Concernant le train léger, l'État lancera très prochainement un appel à projet pour l'émergence de la mobilité hydrogène. La manière dont se dérouleront les différents appels à projets qui en découleront sera explicitée à ce moment-là. À ce stade, je ne peux malheureusement pas vous en dire davantage : la démarche se veut partenariale, avec, notamment, un gros travail de l'Établissement public de sécurité ferroviaire (EPSF), parce qu'il est évidemment hors de question de déroger aux règles de sécurité.

Retenons l'idée qu'un train léger pèse moins de dix tonnes à l'essieu, contre douze tonnes pour les trains actuels, et qu'il peut transporter entre 80 et 100 personnes, contre plus de 200 passagers aujourd'hui. Ce train permettra de faire des économies à l'acquisition et, surtout, en termes d'exploitation. Aujourd'hui, la plupart des voies sont dimensionnées pour accueillir des trains de 1 000 tonnes. Avec des trains plus légers, les besoins en termes de régénération des voies seront moindres, ce qui permettra des économies très substantielles. Le rapport Philizot fait ainsi état de 25 à 35 % d'économies envisageables.

M. Guillaume Chevrollier. - Si vous voulez que davantage de Français prennent le train, il faut développer les TER dans les territoires ruraux et faire en sorte que les lignes offrent des horaires adaptés aux contraintes des travailleurs de ces territoires.
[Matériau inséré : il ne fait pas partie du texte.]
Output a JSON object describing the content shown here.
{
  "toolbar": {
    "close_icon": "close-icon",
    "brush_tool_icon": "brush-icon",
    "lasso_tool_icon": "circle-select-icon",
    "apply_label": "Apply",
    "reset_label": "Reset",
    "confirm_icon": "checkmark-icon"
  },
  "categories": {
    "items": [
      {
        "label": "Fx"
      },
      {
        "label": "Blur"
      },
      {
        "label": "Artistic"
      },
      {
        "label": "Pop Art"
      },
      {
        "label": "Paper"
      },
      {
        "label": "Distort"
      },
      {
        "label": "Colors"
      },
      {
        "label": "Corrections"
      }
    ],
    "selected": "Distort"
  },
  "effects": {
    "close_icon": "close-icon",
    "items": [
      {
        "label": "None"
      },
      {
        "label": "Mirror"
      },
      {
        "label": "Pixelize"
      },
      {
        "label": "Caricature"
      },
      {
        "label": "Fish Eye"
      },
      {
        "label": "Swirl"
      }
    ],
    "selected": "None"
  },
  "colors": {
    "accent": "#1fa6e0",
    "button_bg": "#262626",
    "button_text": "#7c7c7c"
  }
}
Ma région, les Pays de la Loire, a subi la déconvenue de l'abandon du projet de Notre-Dame-des-Landes : quel soutien l'État entend-il lui accorder pour encourager la mobilité dans le cadre du CPER ? Vous avez parlé de l'importance de la régénération des lignes : les efforts ne viseront-ils que cet objectif ou envisagez-vous de créer de nouvelles petites lignes ? Dans mon département, par exemple, on parle de l'ouverture ou de la réouverture d'une ligne entre Laval et Mayenne : est-ce vraisemblable selon vous ?
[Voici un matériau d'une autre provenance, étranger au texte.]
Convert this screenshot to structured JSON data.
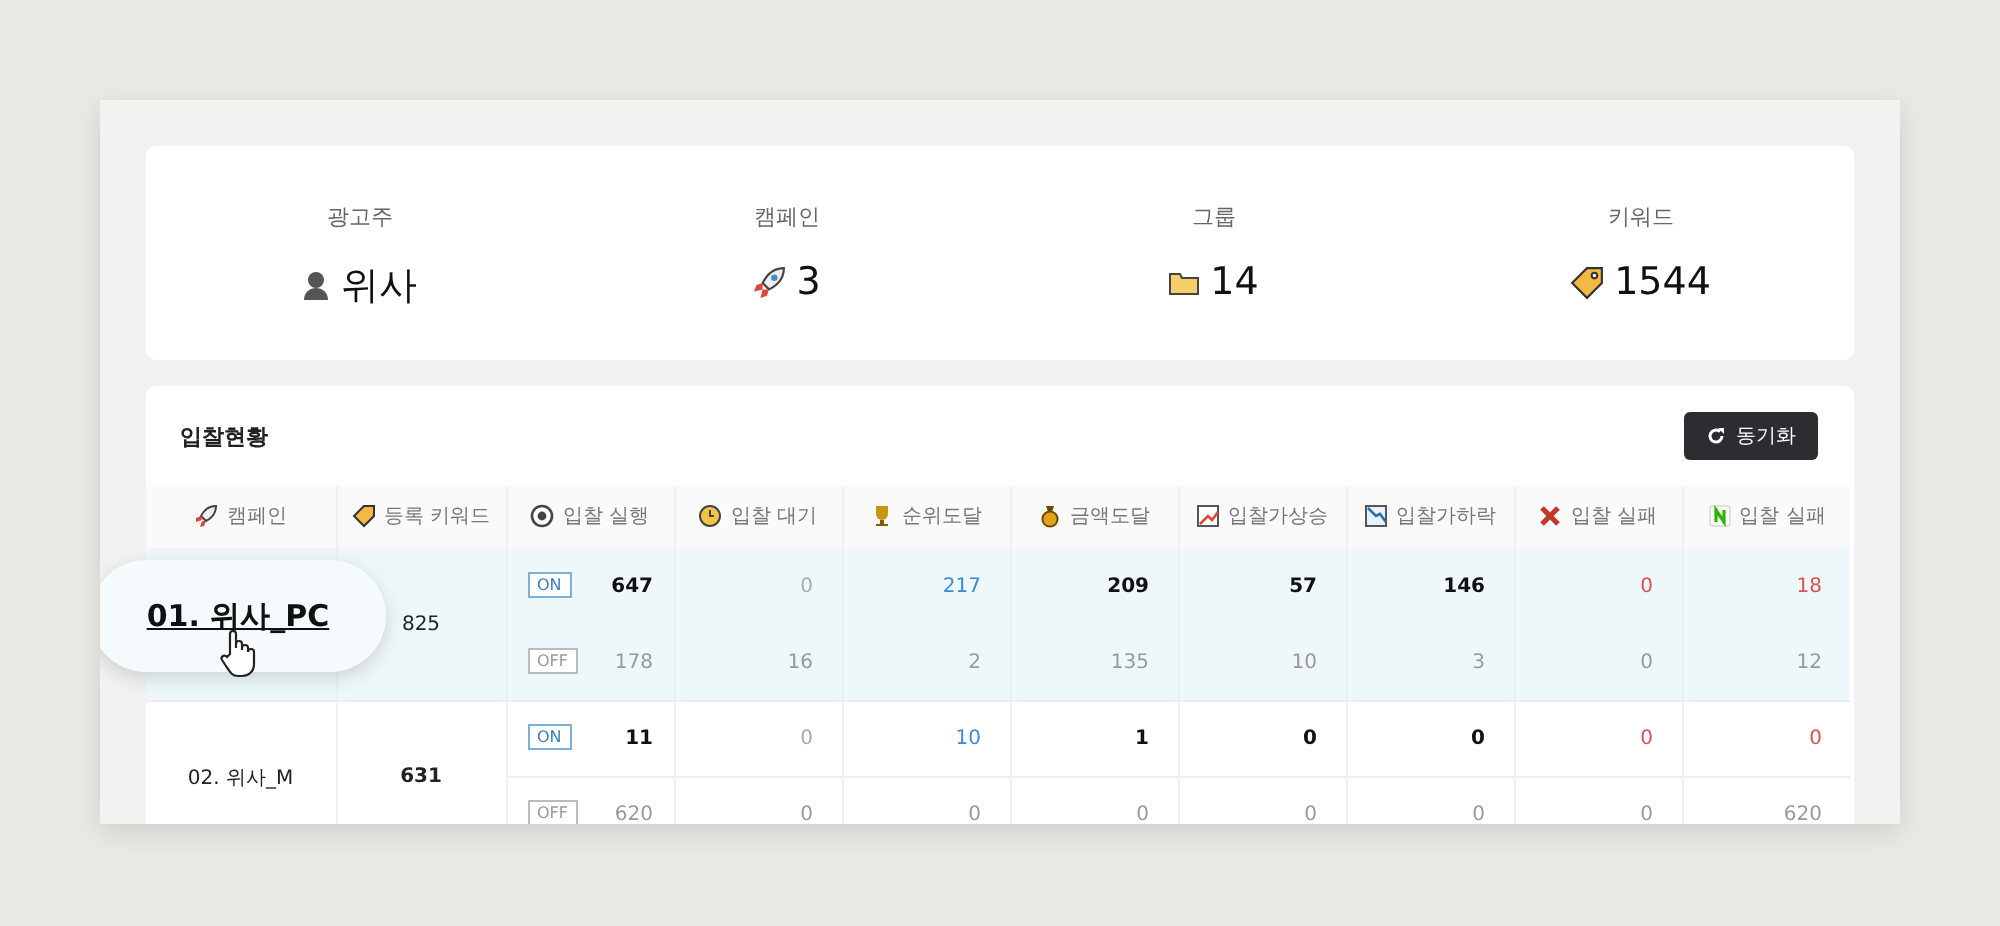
{
  "summary": [
    {
      "label": "광고주",
      "value": "위사"
    },
    {
      "label": "캠페인",
      "value": "3"
    },
    {
      "label": "그룹",
      "value": "14"
    },
    {
      "label": "키워드",
      "value": "1544"
    }
  ],
  "bid_status": {
    "title": "입찰현황",
    "sync_button": "동기화",
    "columns": [
      {
        "label": "캠페인"
      },
      {
        "label": "등록 키워드"
      },
      {
        "label": "입찰 실행"
      },
      {
        "label": "입찰 대기",
        "kind": "muted"
      },
      {
        "label": "순위도달",
        "kind": "rank"
      },
      {
        "label": "금액도달",
        "kind": "normal"
      },
      {
        "label": "입찰가상승",
        "kind": "normal"
      },
      {
        "label": "입찰가하락",
        "kind": "normal"
      },
      {
        "label": "입찰 실패",
        "kind": "fail"
      },
      {
        "label": "입찰 실패",
        "kind": "fail"
      }
    ],
    "rows": [
      {
        "campaign": "01. 위사_PC",
        "keywords": "825",
        "selected": true,
        "lines": [
          {
            "status": "ON",
            "kind": "on",
            "values": [
              "647",
              "0",
              "217",
              "209",
              "57",
              "146",
              "0",
              "18"
            ]
          },
          {
            "status": "OFF",
            "kind": "off",
            "values": [
              "178",
              "16",
              "2",
              "135",
              "10",
              "3",
              "0",
              "12"
            ]
          }
        ]
      },
      {
        "campaign": "02. 위사_M",
        "keywords": "631",
        "selected": false,
        "lines": [
          {
            "status": "ON",
            "kind": "on",
            "values": [
              "11",
              "0",
              "10",
              "1",
              "0",
              "0",
              "0",
              "0"
            ]
          },
          {
            "status": "OFF",
            "kind": "off",
            "values": [
              "620",
              "0",
              "0",
              "0",
              "0",
              "0",
              "0",
              "620"
            ]
          }
        ]
      }
    ]
  }
}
M. Jean-Baptiste Djebbari, secrétaire d'État. - Vous avez parfaitement raison, il faut mettre un terme à ce cercle vicieux, qui fait que le mauvais entretien des petites lignes contribue à la baisse du nombre des voyageurs. Les MaaS peuvent être une solution : ils référenceront les demandes des usagers, ce qui permettra aux régions d'affiner leurs plans de transport. Je crois beaucoup à ce type d'initiatives pour les territoires ruraux.

S'agissant de Notre-Dame-des-Landes et, d'une manière plus générale, des Pays de la Loire, nous avons lancé un plan de réaménagement sobre de Nantes-Atlantique il y a quelques mois. Nous travaillons avec la région sur ce plan de mobilité particulier et nous nous acheminons également vers la conclusion d'un accord sur les petites lignes ferroviaires.
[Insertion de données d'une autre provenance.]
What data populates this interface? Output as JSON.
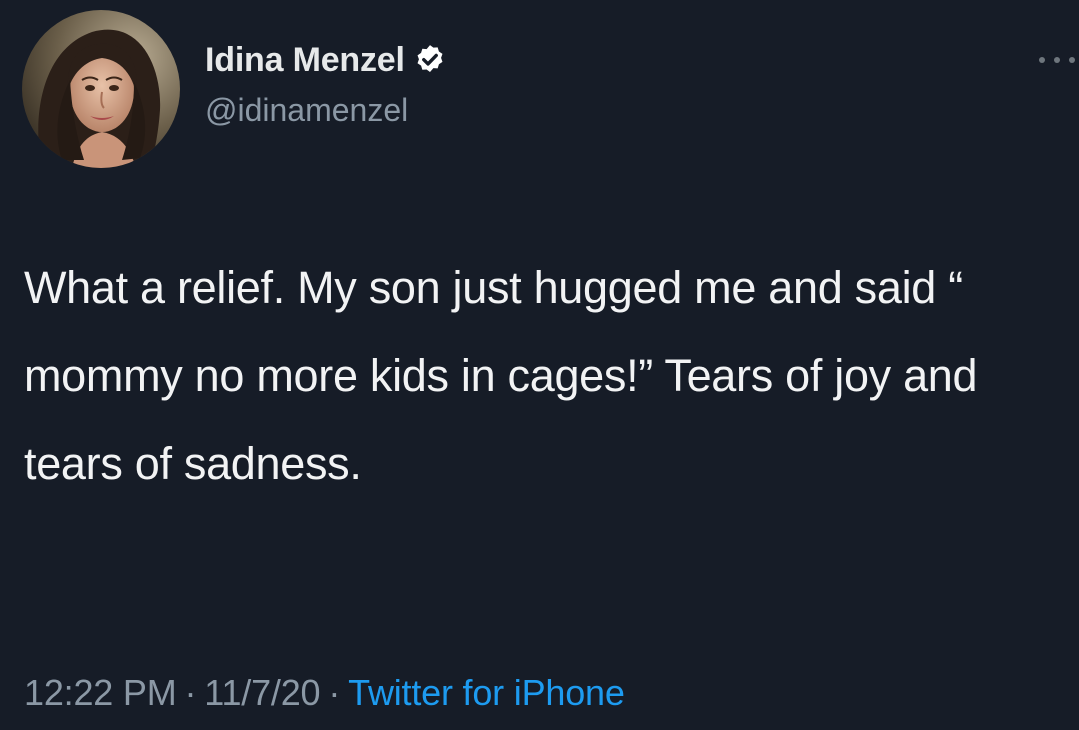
{
  "author": {
    "display_name": "Idina Menzel",
    "handle": "@idinamenzel",
    "verified": true,
    "avatar_icon": "profile-photo",
    "verified_icon": "verified-badge-icon"
  },
  "tweet": {
    "text": "What a relief.  My son just hugged me and said “ mommy no more kids in cages!” Tears of joy and tears of sadness."
  },
  "meta": {
    "time": "12:22 PM",
    "separator": "·",
    "date": "11/7/20",
    "source": "Twitter for iPhone"
  },
  "actions": {
    "more_icon": "more-options-icon"
  },
  "colors": {
    "background": "#161c27",
    "text": "#f2f3f4",
    "muted": "#8b98a5",
    "link": "#1d9bf0"
  }
}
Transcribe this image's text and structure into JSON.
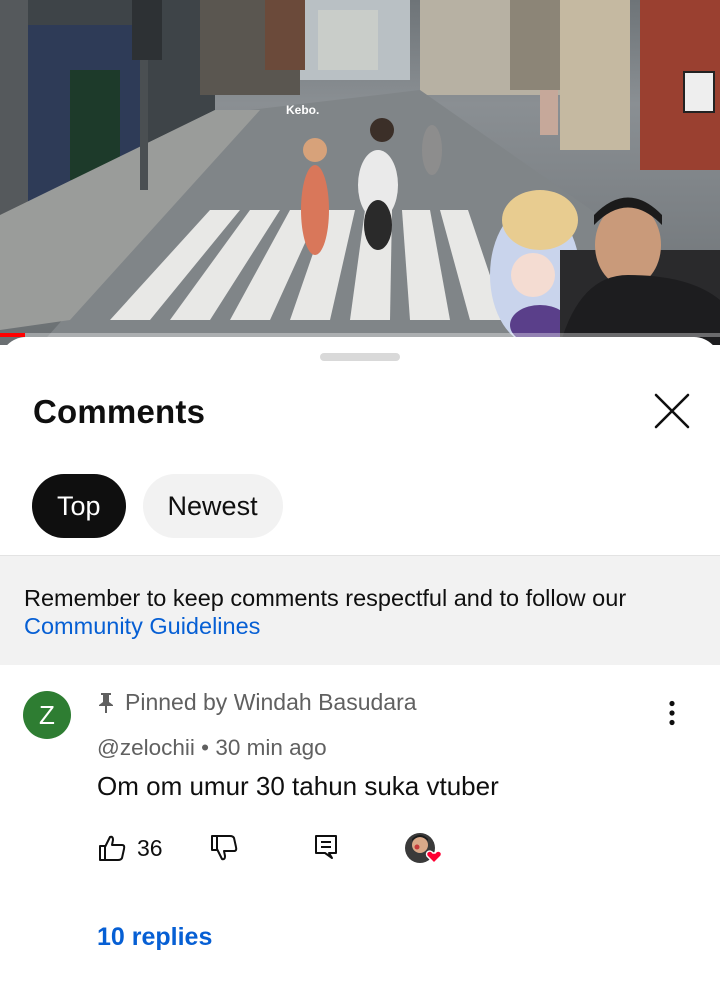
{
  "video": {
    "progress": 0.035,
    "overlay_tag": "Kebo."
  },
  "sheet": {
    "title": "Comments"
  },
  "filters": {
    "tabs": [
      {
        "label": "Top",
        "active": true
      },
      {
        "label": "Newest",
        "active": false
      }
    ]
  },
  "notice": {
    "text": "Remember to keep comments respectful and to follow our",
    "link": "Community Guidelines"
  },
  "comment": {
    "avatar_letter": "Z",
    "avatar_color": "#2e7d32",
    "pinned_label": "Pinned by Windah Basudara",
    "author": "@zelochii",
    "separator": "•",
    "time": "30 min ago",
    "text": "Om om umur 30 tahun suka vtuber",
    "like_count": "36",
    "replies_label": "10 replies"
  },
  "icons": {
    "close": "close-icon",
    "pin": "pin-icon",
    "more": "more-vert-icon",
    "like": "thumb-up-icon",
    "dislike": "thumb-down-icon",
    "reply": "comment-reply-icon",
    "creator_heart": "creator-heart-icon"
  },
  "colors": {
    "accent_link": "#065fd4",
    "progress": "#ff0000",
    "chip_active": "#0f0f0f",
    "chip_inactive": "#f2f2f2"
  }
}
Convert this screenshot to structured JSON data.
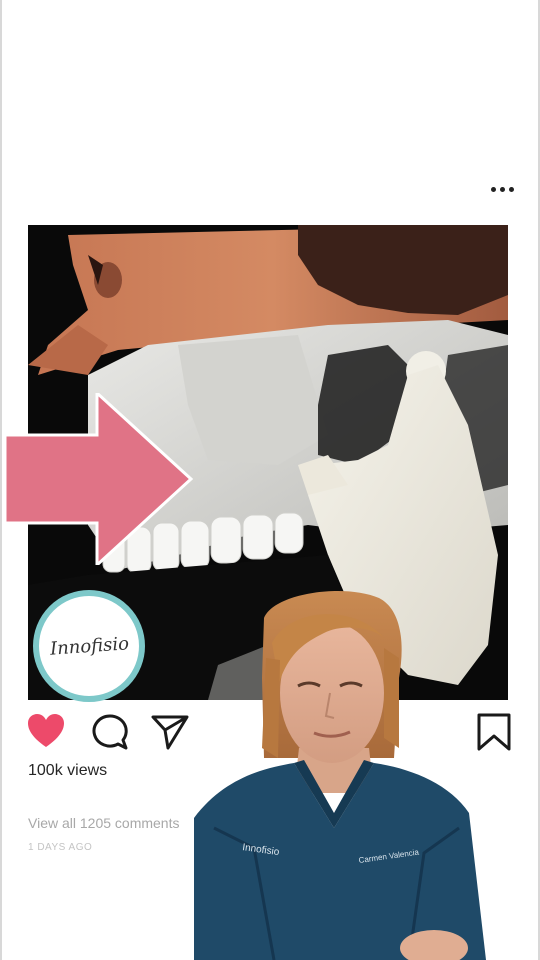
{
  "post": {
    "views": "100k views",
    "comments_link": "View all 1205 comments",
    "timestamp": "1 DAYS AGO"
  },
  "media": {
    "logo_text": "Innofisio",
    "arrow_color": "#e07386"
  },
  "overlay": {
    "scrub_text_left": "Innofisio",
    "scrub_text_right": "Carmen Valencia"
  },
  "icons": {
    "more": "more-horizontal-icon",
    "like": "heart-icon",
    "comment": "comment-bubble-icon",
    "share": "send-icon",
    "save": "bookmark-icon"
  },
  "colors": {
    "like": "#ed4a6a",
    "scrubs": "#1f4a68",
    "arrow": "#e07386",
    "logo_ring": "#7dc8c9"
  }
}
Enfin, à ma connaissance, il n'y a pas eu de demande de réouverture de petites lignes de la part des régions, mais rien ne s'y oppose sur le principe.

M. Michel Vaspart. - Monsieur le secrétaire d'État, vous le savez, nous avons mis en place une mission d'information relative à la gouvernance et à la performance des ports maritimes. Nous nous sommes déjà déplacés dans un certain nombre de grands ports français, notamment celui de Rouen où les autorités portuaires ont souligné l'urgence qu'il y a à rénover les fins de ligne servant à acheminer les céréales vers le port. Ces lignes, propriété de SNCF Réseau, sont en très mauvais état : le risque serait de voir ces gros volumes de céréales acheminés par la route, ce qui serait un comble en termes de transition écologique. Qu'envisagez-vous de faire pour aider SNCF Réseau à rénover ce type de ligne ?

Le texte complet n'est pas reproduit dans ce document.